Source: Forecast and chart by Alex Cho.

Below is a price chart incorporating the past 10 years and the next 6 years. Detailing 16 years in pricing based on my forecast and price history on September 24th of each year.

(click to enlarge)

Source: Forecast and chart created by Alex Cho, data from YCharts, and price history is from Yahoo Finance.

Investment Strategy

AAPL currently trades at $460.16. I have a price forecast of $774.62 for December 31st 2013. I believe that the stock is heavily undervalued over the short term. Therefore investors should anticipate sudden surges in valuation.

Short Term

Over the next twenty-four months, the stock is likely to appreciate from $460.16 to $774.62 per share. This implies 68% upside from current levels. The stock is in an uptrend, which further supports my investment thesis.

Investors should buy Apple at $460.16 and sell at $774.62 in order to pocket short-term gains of 68% between 2013 and 2014.

Long Term

The company is a decent investment for the long term. I anticipate AAPL to deliver upon the price and earnings forecast despite the risk factors (competition, economic environment, growing concern). AAPL’s primary upside catalyst is improving economics, international growth, investing activities, and potential buyout opportunities. I also disregard much of the overblown pessimism surrounding the stock. I anticipate the company to deliver upon my forecasted price target of $1,804.83 by 2018. This implies a return of 292% by 2018. This is an exceptional return on investment for a computer hardware company.

A higher yielding investment opportunity albeit having higher risk is to buy the Jan 17, 2015 calls at the $470.00 strike. The call premiums trade at $67.90. The price forecast for the end of 2014 is $880.91. The rate of return if the calls expire at $880.91 is 505%, the option will breakeven when the stock trades at $537.90.

The risk-to-reward ratio on the option strategy is phenomenal. The high returns come with moderate risk (5-year beta of 1.0).
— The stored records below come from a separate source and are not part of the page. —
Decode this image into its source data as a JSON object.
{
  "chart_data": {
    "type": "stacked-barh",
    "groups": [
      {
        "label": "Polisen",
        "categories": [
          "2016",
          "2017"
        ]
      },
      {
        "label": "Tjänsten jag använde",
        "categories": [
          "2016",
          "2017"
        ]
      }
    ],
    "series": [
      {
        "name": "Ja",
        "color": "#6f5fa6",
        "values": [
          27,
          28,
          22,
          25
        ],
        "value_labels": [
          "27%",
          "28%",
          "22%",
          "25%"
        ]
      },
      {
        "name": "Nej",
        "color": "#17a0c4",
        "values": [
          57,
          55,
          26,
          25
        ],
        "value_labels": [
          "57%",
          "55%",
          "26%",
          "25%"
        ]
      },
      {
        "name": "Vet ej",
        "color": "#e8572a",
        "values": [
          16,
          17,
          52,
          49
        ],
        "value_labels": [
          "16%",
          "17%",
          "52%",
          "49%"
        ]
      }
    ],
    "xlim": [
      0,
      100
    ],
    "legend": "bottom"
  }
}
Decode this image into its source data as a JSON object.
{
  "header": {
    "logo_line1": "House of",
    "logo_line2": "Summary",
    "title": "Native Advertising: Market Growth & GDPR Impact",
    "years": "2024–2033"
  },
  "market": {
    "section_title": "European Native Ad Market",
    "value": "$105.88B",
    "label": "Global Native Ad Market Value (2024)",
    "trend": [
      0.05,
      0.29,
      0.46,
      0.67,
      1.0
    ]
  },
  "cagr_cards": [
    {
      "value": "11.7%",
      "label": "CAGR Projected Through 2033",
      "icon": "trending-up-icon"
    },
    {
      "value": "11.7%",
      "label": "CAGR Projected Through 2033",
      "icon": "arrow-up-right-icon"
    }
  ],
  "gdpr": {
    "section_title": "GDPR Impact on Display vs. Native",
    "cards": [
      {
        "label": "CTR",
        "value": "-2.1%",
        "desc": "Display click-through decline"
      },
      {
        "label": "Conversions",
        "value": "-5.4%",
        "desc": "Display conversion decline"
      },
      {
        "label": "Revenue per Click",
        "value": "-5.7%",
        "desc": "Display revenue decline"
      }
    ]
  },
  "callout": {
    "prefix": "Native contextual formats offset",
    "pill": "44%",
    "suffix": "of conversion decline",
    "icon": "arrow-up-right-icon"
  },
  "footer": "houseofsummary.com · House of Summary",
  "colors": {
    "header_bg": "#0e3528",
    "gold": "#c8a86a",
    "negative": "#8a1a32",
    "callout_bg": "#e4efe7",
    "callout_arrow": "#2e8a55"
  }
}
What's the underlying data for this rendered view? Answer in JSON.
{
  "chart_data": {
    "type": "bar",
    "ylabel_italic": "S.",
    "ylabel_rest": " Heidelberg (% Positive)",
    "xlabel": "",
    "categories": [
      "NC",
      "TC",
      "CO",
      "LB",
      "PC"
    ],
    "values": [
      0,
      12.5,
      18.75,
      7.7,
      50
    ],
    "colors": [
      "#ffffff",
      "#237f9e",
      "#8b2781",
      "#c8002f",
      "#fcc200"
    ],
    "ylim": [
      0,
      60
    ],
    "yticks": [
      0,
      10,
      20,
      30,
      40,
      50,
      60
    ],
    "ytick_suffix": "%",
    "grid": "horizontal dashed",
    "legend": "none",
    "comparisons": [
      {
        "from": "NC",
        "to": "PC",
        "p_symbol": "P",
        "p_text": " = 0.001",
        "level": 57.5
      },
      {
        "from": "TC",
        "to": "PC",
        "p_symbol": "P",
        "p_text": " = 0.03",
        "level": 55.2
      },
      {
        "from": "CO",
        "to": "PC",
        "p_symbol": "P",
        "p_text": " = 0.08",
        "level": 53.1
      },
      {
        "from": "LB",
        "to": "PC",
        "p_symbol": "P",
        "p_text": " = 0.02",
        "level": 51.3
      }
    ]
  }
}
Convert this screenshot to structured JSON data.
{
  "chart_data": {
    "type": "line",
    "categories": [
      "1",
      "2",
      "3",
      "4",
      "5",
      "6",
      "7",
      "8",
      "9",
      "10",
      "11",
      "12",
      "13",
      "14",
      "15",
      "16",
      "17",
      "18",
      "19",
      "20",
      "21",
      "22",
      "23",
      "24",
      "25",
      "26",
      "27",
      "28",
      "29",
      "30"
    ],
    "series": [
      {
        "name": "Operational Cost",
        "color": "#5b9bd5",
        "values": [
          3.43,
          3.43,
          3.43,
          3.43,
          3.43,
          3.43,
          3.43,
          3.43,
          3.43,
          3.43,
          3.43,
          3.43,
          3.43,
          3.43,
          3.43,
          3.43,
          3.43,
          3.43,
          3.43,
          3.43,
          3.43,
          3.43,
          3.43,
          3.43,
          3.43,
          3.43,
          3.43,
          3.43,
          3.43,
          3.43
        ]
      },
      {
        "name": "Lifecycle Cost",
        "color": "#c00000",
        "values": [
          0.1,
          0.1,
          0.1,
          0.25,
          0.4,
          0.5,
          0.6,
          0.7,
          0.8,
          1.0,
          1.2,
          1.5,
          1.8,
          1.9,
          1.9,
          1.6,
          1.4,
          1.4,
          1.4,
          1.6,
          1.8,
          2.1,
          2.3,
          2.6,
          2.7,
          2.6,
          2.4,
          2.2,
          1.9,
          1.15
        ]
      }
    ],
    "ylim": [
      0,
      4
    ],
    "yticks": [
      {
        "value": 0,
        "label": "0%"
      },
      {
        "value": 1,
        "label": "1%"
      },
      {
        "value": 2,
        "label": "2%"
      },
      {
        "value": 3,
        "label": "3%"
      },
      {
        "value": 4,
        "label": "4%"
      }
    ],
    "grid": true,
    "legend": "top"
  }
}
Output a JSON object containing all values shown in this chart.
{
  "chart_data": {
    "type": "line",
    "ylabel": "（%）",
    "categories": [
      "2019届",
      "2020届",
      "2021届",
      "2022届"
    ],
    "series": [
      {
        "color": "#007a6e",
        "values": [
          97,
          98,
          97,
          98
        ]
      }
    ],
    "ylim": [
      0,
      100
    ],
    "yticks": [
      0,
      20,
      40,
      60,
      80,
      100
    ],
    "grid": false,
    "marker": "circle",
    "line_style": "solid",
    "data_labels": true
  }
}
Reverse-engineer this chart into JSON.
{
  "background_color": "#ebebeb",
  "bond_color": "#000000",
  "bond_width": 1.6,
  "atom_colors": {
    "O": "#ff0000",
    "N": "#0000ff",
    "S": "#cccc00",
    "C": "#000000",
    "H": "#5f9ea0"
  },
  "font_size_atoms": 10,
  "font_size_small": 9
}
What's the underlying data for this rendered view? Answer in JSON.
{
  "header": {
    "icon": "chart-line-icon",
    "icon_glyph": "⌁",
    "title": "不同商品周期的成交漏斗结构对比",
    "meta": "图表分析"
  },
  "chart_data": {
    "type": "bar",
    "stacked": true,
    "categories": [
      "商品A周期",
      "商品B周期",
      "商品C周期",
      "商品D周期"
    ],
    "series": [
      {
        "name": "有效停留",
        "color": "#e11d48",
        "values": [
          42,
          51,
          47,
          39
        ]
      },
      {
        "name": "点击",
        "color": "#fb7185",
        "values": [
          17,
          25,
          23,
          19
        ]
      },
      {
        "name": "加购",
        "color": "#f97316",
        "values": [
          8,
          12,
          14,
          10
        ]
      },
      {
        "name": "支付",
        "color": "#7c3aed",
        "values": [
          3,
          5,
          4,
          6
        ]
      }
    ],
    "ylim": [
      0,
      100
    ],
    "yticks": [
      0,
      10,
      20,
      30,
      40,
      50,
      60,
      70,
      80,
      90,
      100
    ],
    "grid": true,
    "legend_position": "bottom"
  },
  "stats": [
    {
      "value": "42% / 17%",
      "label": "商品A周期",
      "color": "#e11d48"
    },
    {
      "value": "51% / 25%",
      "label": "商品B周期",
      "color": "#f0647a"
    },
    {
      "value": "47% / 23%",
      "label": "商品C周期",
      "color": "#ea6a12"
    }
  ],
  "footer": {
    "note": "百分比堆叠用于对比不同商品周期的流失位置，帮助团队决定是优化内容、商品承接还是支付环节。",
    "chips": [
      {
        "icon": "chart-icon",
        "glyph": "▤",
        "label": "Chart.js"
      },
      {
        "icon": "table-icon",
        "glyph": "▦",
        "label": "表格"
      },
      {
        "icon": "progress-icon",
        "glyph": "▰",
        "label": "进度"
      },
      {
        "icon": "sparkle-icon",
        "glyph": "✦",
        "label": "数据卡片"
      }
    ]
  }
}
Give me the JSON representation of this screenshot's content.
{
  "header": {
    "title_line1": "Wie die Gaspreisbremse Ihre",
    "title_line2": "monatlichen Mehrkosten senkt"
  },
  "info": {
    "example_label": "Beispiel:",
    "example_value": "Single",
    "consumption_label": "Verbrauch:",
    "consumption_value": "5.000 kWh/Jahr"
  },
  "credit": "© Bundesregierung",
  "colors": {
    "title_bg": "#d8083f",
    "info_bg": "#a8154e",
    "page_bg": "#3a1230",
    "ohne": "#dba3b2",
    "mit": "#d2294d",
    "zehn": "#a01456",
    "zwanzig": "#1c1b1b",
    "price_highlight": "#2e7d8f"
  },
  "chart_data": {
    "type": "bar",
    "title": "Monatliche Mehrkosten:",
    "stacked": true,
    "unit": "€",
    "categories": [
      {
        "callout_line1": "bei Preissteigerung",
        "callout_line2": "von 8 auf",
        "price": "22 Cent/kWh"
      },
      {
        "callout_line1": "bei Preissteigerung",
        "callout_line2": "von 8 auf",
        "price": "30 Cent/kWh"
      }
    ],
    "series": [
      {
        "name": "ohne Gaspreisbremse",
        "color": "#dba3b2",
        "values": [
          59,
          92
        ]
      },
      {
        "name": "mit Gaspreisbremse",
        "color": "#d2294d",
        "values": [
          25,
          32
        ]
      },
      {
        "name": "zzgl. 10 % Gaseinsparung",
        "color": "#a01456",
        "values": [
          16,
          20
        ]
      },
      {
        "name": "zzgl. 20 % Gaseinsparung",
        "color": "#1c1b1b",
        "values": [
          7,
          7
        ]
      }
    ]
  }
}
Apple has a market capitalization of $432.1 billion; the added liquidity makes this an investment opportunity appropriate for larger institutions that require added liquidity.


The party is not over in Cupertino, California. Apple will thrive, even without Steve Jobs. Apple and its employees embody Steve’s spirit and that in and of itself is what will keep Apple on the right path for many years to come.

The conclusion remains simple: buy Apple.